Chinese Discourse Segmentation Using Bilingual Discourse Commonality
This work addresses discourse segmentation for Chinese, a domain-specific NLP task, by introducing a bilingual approach that improves performance with limited labeled data, though it is incremental in method.
The paper tackled Chinese discourse segmentation by redefining Elementary Discourse Units (EDUs) based on RST-DT and using bilingual data to extract common and language-specific features via an adversarial neural network, resulting in models that outperformed baselines by leveraging English labeled data and minimal Chinese annotations.
Discourse segmentation aims to segment Elementary Discourse Units (EDUs) and is a fundamental task in discourse analysis.
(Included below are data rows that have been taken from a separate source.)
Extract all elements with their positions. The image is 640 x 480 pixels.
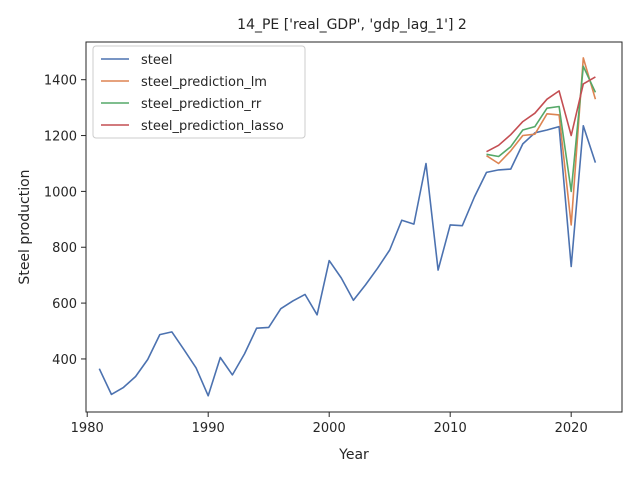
legend-label: steel_prediction_lasso: [141, 119, 284, 134]
y-tick-label: 1200: [44, 130, 77, 145]
legend: steel steel_prediction_lm steel_prediction…: [92, 45, 306, 139]
y-tick-label: 800: [52, 241, 77, 256]
legend-box: [92, 45, 306, 139]
x-tick-label: 2000: [313, 421, 346, 436]
y-tick-label: 1000: [44, 185, 77, 200]
x-tick-label: 2010: [434, 421, 467, 436]
y-tick-label: 1400: [44, 74, 77, 89]
legend-label: steel_prediction_lm: [141, 75, 267, 90]
x-tick-label: 1990: [192, 421, 225, 436]
y-tick-label: 400: [52, 353, 77, 368]
legend-label: steel: [141, 53, 172, 68]
series-line-steel-prediction-lasso: [486, 76, 596, 153]
series-line-steel-prediction-lm: [486, 57, 597, 226]
plot-frame: [85, 41, 623, 413]
y-axis: 400 600 800 1000 1200 1400: [44, 74, 86, 368]
x-axis-label: Year: [338, 447, 369, 463]
series-layer: [98, 57, 597, 397]
chart-title: 14_PE ['real_GDP', 'gdp_lag_1'] 2: [237, 17, 467, 33]
x-axis: 1980 1990 2000 2010 2020: [71, 412, 588, 436]
series-line-steel-prediction-rr: [486, 65, 597, 193]
x-tick-label: 2020: [555, 421, 588, 436]
series-line-steel: [98, 125, 597, 397]
y-tick-label: 600: [52, 297, 77, 312]
x-tick-label: 1980: [71, 421, 104, 436]
y-axis-label: Steel production: [17, 169, 33, 284]
legend-label: steel_prediction_rr: [141, 97, 262, 112]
For Chinese, previous researches identify EDUs just through discriminating the functions of punctuations. In this paper, we argue that Chinese EDUs may not end at the punctuation positions and should follow the definition of EDU in RST-DT. With this definition, we conduct Chinese discourse segmentation with the help of English labeled data.Using discourse commonality between English and Chinese, we design an adversarial neural network framework to extract common language-independent features and language-specific features which are useful for discourse segmentation, when there is no or only a small scale of Chinese labeled data available. Experiments on discourse segmentation demonstrate that our models can leverage common features from bilingual data, and learn efficient Chinese-specific features from a small amount of Chinese labeled data, outperforming the baseline models.